Emergency and difficult tracheal intubations are hazardous undertakings where successive laryngoscopy-hypoxaemia-re-oxygenation cycles can escalate to airway loss and the 'can't intubate, can't ventilate' scenario. Between 2013 and 2014, we extended the apnoea times of 25 patients with difficult airways who were undergoing general anaesthesia for hypopharyngeal or laryngotracheal surgery. This was achieved through continuous delivery of transnasal high-flow humidified oxygen, initially to provide pre-oxygenation, and continuing as post-oxygenation during intravenous induction of anaesthesia and neuromuscular blockade until a definitive airway was secured. Apnoea time commenced at administration of neuromuscular blockade and ended with commencement of jet ventilation, positive-pressure ventilation or recommencement of spontaneous ventilation. During this time, upper airway patency was maintained with jaw-thrust. Transnasal Humidified Rapid-Insufflation Ventilatory Exchange (THRIVE) was used in 15 males and 10 females. Mean (SD [range]) age at treatment was 49 (15 [25-81]) years. The median (IQR [range]) Mallampati grade was 3 (2-3 [2-4]) and direct laryngoscopy grade was 3 (3-3 [2-4]). There were 12 obese patients and nine patients were stridulous.

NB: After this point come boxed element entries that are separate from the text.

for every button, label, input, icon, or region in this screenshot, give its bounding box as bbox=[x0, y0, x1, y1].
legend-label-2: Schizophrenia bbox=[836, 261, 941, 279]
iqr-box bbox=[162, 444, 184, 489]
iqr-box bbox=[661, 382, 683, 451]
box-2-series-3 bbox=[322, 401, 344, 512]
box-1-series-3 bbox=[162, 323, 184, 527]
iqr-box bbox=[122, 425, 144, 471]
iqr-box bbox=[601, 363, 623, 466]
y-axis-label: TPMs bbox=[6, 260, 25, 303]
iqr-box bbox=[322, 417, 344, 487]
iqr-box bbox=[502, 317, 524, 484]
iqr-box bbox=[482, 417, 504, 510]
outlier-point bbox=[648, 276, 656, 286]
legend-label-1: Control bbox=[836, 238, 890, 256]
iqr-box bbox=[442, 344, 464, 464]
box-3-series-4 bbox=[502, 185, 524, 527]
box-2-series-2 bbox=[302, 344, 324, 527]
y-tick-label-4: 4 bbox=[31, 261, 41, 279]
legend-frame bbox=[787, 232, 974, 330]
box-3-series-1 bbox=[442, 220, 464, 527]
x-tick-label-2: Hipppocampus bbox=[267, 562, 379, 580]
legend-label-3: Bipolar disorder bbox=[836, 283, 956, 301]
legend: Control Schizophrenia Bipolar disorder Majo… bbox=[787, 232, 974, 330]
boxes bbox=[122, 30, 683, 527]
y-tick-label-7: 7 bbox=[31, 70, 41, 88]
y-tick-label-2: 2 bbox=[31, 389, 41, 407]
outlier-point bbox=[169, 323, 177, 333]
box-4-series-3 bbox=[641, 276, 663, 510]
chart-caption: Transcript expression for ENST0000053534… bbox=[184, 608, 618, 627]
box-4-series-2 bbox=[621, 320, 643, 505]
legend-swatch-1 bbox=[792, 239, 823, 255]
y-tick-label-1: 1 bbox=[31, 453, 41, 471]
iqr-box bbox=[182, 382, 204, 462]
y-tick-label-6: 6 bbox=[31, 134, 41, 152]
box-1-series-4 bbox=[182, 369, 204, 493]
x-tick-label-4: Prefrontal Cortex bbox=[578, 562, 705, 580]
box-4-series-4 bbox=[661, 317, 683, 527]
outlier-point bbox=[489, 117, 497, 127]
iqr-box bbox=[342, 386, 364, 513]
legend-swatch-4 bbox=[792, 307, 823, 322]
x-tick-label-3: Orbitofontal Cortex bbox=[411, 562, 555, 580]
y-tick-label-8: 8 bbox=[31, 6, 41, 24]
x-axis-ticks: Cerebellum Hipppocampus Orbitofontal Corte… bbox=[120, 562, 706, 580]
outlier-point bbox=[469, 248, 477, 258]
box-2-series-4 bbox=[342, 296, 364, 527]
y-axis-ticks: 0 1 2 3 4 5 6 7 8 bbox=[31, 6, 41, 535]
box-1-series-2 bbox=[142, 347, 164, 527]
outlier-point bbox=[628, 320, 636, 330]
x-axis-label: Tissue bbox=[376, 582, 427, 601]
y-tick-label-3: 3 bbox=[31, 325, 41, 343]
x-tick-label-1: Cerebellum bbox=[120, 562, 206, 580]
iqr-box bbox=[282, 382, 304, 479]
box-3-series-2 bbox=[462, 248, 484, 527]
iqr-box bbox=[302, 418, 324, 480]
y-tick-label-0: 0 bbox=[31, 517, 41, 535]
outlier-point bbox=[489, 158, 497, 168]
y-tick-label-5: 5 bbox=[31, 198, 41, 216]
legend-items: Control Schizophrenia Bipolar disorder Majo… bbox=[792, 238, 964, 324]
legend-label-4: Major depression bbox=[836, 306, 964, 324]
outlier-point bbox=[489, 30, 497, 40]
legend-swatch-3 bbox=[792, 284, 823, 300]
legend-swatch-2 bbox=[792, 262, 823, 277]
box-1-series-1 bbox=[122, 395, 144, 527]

The median (IQR [range]) apnoea time was 14 (9-19 [5-65]) min. No patient experienced arterial desaturation < 90%. Mean (SD [range]) post-apnoea end-tidal (and in four patients, arterial) carbon dioxide level was 7.8 (2.4 [4.9-15.3]) kPa. The rate of increase in end-tidal carbon dioxide was 0.15 kPa.min(-1) . We conclude that THRIVE combines the benefits of 'classical' apnoeic oxygenation with continuous positive airway pressure and gaseous exchange through flow-dependent deadspace flushing. It has the potential to transform the practice of anaesthesia by changing the nature of securing a definitive airway in emergency and difficult intubations from a pressured stop-start process to a smooth and unhurried undertaking.

Figure 1

The OptiFlow high-flow humidified oxygen delivery system. The oxygen humidification unit (a) receives oxygen from a standard oxygen regulator and delivers humidified oxygen to a custom-built transnasal oxygen cannula (b and c) like a standard nasal oxygen cannula (d).

Figure 2

The relationship between apnoea time and oxygen saturation levels (n = 25). The line represents linear regression with r = 0.136 and p = 0.51.

Figure 3

The relationship between apnoea time and end-tidal (and in four patients, arterial) carbon dioxide levels (n = 24). The line represents linear regression with r = 0.82 and p < 0.0001. The regression equation was CO₂ = (5.2 ± 0.5) + (0.15 ± 0.02) × apnoea time.

Figure 4

Rate of rise of carbon dioxide levels under different apnoea conditions undertaken within the study referred to: (a) airway obstruction; (b) classical apnoeic oxygenation; (c) low-flow intra-tracheal cannula and (d) high-flow intratracheal cannula.